Marston’s has reported like-for-like sales growth of 3% across its managed and franchised pubs in the six months to 2 April.

Underlying group revenue for the period was up 11.5% to £428.7m, with underlying profit before tax up 11.8% to £33.1m.

The group said that average profit per pub was up 13% in 2016, and had increased 44% since 2012

The company opened seven pubs and three lodges in the period, including its first new-build Tavern under the franchise model. Marston’s will open 20 new pubs this financial year, including two Revere bars and five new lodges

In the Destination & Premium arm total revenue was up 9.4% to £204.8m, with total like-for-like sales up 3% on last year. Like-for-like food sales up by 2.2%, which the group said was assisted by strong growth in sales of starters, desserts and coffee. In Destination pubs, food now accounts for 59% of total sales (2015: 58%) and in Premium pubs and bars food is 29% of sales (2015: 28%). Like-for-like room income was up 11.8% and wet like-for-like sales grew 3.5%, including own-brewed premium ale volumes up 7% and premium lager up 15%. Underlying operating profit for Destination & Premium of £34.8m was up 10.1% .

In Taverns, total revenue increased by 2.6% to £107.1m, which the group said principally reflected the continued conversion of pubs to its franchise model. Like-for-like sales were up 3.0% and operating margins up 0.1% versus last year. Operating profit was up 0.4&%.

In the Leased division total revenue decreased by 3.6% to £24.2m and underlying operating profit of £12.7m was up 2.4% on last year. Marston’s performance of the core estate was strong with rental income growth of 2%. Operating margin of 52.5% was up 3.1%.

In brewing, total revenue increased by 36.6% to £92.6m, primarily reflecting the benefits of the Thwaites acquisition. Underlying operating profit increased by 16.3% to £10m.

Overall ale volumes were up 22% on last year. Premium cask ale volumes were up 22% and bottled ale volumes up 10%. Hobgoblin continues to grow with sales up 15% on last year, supported by the introduction of Hobgoblin Gold.

Operating margin was down versus last year at 10.8% which reflects the impact of the pub supply arrangement with Thwaites which generates a positive profit contribution, albeit at a low margin percentage.

Capital expenditure was £72.9 m in the first half year (2015: £70.9 million) including £33.6m on new pubs. The group said it expects that capital expenditure will be around £140m this financial year, including around £70m for the construction of at least 20 pub-restaurants, two Revere bars and five lodges.

Proceeds of £27.1m of cash have been received from the sale of 34 pubs and other assets.

Chief executive Ralph Findlay said: “We are encouraged by our first half performance and are on track to meet our expectations for the year.

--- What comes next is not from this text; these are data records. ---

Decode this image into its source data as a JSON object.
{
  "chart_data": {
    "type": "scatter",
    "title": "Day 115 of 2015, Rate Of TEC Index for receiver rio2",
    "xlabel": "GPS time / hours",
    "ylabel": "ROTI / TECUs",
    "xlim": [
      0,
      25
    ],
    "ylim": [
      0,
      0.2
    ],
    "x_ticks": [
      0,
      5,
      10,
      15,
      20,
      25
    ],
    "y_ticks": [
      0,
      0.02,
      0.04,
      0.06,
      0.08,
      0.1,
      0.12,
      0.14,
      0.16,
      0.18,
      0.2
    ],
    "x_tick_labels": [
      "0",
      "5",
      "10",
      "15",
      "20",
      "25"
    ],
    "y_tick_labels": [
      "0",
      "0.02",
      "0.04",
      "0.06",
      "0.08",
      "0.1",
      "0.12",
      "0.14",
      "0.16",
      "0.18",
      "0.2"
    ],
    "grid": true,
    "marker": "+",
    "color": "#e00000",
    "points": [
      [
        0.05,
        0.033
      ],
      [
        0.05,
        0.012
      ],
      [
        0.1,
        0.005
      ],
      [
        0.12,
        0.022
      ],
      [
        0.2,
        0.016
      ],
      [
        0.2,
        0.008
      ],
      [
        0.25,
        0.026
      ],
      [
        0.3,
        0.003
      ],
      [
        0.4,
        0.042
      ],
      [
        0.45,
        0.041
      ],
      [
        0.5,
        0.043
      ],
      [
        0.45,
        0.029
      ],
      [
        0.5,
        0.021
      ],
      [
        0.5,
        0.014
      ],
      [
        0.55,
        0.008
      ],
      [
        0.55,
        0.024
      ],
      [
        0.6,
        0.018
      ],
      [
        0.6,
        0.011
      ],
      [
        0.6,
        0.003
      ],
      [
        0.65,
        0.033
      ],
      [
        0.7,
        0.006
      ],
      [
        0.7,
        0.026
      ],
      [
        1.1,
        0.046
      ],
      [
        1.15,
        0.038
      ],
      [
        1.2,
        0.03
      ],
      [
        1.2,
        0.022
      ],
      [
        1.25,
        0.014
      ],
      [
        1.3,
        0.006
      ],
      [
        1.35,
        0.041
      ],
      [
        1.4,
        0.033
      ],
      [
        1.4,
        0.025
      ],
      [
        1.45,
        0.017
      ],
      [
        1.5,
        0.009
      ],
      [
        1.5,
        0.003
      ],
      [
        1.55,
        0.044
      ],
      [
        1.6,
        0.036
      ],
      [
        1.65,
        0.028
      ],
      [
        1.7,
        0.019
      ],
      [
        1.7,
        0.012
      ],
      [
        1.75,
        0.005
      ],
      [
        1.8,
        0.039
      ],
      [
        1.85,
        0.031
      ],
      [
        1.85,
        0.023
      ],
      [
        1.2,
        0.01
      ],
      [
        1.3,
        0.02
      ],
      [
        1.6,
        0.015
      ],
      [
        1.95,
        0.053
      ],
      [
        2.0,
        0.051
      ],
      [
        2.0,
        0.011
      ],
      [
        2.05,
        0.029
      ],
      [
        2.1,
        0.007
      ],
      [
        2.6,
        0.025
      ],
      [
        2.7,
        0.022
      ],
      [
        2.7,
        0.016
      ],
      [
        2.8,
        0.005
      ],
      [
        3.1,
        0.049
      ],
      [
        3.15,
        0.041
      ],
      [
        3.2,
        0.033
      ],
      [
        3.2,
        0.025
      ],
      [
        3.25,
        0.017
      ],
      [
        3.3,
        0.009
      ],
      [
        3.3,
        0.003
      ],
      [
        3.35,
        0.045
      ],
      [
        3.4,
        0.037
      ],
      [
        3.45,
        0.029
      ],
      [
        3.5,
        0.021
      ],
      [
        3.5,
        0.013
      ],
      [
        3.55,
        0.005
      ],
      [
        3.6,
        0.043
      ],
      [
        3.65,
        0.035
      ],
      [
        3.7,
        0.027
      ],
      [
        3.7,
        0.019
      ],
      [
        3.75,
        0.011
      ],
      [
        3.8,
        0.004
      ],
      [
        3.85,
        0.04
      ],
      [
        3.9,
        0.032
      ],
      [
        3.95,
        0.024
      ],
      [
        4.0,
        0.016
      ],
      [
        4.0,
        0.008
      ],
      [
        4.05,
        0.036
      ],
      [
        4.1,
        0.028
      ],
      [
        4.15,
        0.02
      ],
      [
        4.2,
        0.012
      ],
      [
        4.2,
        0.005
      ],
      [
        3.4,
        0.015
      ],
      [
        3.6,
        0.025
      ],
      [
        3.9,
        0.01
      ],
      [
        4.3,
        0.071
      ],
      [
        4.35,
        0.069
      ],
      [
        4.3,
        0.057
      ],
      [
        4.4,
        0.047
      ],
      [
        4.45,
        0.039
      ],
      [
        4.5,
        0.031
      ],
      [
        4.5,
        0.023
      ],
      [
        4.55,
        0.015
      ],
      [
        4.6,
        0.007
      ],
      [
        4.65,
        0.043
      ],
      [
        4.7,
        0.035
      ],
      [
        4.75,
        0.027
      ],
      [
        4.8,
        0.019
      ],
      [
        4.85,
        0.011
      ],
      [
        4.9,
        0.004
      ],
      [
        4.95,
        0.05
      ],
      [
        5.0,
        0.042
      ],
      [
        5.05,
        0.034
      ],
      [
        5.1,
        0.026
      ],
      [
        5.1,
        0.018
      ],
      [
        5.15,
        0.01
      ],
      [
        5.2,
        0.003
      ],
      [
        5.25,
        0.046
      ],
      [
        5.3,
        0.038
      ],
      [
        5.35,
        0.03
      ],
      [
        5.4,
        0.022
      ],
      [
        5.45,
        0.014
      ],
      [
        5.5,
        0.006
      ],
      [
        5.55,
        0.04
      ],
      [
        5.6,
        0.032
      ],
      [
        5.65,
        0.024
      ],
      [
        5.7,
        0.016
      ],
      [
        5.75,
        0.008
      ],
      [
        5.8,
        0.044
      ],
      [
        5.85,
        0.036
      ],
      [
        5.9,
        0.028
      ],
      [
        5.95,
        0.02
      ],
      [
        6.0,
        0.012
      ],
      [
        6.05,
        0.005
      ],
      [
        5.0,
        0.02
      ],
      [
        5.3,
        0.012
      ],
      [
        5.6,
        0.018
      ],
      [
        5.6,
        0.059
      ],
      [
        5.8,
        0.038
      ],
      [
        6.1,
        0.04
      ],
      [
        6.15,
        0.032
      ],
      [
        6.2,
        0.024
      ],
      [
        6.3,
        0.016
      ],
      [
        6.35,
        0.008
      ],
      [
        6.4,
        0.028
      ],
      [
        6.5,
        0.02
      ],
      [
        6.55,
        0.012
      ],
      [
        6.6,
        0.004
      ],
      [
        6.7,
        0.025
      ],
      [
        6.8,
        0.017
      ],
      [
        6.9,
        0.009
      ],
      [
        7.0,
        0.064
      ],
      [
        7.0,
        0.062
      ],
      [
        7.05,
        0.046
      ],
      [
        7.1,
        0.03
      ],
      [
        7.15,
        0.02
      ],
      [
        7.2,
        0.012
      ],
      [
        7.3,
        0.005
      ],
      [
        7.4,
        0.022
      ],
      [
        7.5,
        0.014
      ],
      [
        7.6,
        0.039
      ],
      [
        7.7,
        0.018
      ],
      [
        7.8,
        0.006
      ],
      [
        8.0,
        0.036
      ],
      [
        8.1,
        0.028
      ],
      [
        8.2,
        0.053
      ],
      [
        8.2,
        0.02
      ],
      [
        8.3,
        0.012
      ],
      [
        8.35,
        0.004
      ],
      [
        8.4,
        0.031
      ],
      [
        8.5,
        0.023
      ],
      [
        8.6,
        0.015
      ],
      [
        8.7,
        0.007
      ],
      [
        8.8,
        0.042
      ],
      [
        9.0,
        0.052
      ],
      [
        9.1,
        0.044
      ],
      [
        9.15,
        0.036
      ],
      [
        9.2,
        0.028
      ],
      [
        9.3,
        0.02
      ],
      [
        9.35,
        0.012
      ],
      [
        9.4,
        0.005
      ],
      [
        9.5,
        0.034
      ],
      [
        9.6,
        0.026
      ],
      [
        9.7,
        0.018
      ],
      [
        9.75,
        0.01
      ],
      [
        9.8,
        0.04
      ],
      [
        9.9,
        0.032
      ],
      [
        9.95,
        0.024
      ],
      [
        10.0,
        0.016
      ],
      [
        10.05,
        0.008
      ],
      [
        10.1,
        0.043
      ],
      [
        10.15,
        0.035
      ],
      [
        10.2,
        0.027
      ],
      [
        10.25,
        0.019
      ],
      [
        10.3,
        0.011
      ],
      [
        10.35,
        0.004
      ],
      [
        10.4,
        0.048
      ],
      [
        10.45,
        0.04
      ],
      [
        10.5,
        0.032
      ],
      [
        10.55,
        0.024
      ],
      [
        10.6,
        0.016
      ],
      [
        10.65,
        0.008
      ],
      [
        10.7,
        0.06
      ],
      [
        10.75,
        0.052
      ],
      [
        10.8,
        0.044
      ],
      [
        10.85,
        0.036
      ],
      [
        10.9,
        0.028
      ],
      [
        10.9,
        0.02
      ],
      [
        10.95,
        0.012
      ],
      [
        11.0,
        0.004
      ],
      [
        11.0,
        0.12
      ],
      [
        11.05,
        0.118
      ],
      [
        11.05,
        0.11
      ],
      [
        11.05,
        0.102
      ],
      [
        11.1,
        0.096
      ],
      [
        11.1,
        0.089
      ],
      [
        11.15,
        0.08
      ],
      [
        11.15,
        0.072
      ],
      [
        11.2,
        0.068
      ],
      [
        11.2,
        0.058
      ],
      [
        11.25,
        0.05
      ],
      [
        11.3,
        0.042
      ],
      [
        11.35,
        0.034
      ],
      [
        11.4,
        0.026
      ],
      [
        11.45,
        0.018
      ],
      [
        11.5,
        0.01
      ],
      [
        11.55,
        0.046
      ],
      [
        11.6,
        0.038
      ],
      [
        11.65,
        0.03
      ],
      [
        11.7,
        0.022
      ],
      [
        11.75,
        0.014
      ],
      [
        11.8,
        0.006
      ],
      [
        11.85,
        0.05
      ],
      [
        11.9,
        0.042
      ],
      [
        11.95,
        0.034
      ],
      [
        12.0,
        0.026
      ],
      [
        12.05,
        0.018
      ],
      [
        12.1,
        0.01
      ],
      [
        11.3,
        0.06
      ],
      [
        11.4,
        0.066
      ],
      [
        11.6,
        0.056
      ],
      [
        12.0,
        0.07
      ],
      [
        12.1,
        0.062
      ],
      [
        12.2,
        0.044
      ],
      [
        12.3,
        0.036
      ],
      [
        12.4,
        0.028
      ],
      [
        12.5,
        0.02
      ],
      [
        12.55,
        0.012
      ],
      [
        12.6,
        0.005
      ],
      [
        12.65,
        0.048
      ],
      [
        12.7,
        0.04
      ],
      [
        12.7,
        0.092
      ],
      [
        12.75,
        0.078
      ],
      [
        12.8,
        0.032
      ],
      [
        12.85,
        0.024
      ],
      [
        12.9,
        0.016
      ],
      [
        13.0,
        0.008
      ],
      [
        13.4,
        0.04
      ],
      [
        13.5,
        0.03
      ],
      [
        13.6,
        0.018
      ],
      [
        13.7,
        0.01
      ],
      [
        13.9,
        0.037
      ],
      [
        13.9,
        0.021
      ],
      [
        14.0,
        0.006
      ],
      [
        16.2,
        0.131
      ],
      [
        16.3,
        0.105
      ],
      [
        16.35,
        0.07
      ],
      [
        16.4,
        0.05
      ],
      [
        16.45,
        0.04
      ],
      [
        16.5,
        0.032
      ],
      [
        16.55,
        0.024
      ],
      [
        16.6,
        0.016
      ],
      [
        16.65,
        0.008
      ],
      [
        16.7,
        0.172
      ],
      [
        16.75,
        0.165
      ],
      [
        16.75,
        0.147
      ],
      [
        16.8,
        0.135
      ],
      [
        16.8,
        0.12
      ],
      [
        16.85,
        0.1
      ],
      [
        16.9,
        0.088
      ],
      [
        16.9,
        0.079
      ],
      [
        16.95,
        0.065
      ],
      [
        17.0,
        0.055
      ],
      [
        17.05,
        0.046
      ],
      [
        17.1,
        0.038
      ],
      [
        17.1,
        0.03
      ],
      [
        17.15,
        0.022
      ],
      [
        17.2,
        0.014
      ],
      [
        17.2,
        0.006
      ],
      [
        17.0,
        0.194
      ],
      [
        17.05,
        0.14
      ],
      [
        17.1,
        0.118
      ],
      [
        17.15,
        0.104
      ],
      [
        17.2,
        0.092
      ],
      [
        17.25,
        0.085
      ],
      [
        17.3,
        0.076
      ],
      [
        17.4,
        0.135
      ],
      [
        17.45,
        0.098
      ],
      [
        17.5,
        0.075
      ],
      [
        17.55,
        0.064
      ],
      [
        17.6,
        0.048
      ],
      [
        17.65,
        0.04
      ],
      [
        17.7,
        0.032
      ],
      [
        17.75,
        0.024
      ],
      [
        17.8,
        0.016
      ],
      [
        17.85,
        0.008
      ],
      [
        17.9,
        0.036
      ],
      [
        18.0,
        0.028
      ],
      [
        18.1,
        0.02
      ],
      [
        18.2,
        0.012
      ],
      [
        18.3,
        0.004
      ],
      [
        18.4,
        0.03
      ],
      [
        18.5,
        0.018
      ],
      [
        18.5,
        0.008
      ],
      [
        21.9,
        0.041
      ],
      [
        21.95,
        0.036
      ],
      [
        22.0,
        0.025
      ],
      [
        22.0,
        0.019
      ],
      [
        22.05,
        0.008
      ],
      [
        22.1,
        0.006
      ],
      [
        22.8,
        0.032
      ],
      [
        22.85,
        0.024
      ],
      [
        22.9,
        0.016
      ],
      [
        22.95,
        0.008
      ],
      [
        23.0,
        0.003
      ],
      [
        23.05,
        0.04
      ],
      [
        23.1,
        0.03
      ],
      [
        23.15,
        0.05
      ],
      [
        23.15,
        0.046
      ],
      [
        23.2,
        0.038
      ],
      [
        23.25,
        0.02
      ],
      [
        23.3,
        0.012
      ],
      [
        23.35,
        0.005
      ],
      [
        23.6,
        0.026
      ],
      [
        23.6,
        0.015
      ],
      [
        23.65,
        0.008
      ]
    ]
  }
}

In pubs, we have driven our growth by the organic development of pub-restaurants and franchise-style pubs, and more recently through investment in lodges and premium bars, widening our appeal. In Brewing, we had an excellent first half year and achieved good growth through our industry-leading brands and service.”

On the current outlook, the group said: “After the first few weeks of the second half year, performance remains in line with expectations. Despite more challenging comparatives in the second half year, we remain confident of achieving our targets for the full financial year and are on track to complete the new-build and lodge expansion plans outlined below. We are pleased to declare an interim dividend of 2.6 pence per share representing a 4.0% increase on 2015.

“There are two pieces of Government legislation that come into effect in the second half year. The planned introduction of the Pubs Code in the second half-year will impact the tenanted and leased pub sector. Marston’s Leased pubs generate approximately 15% of our total pub profits, and we are therefore not materially exposed to potential adverse consequences of the legislation. The Living Wage was introduced on 1st April and will increase staff costs in pubs. We had anticipated that staff costs would increase over time, and that the Minimum Wage and Living Wage would converge, so the impact over and above our existing forecasts was relatively modest. We have no plans to review other staff benefits as a consequence of the introduction of the Living Wage.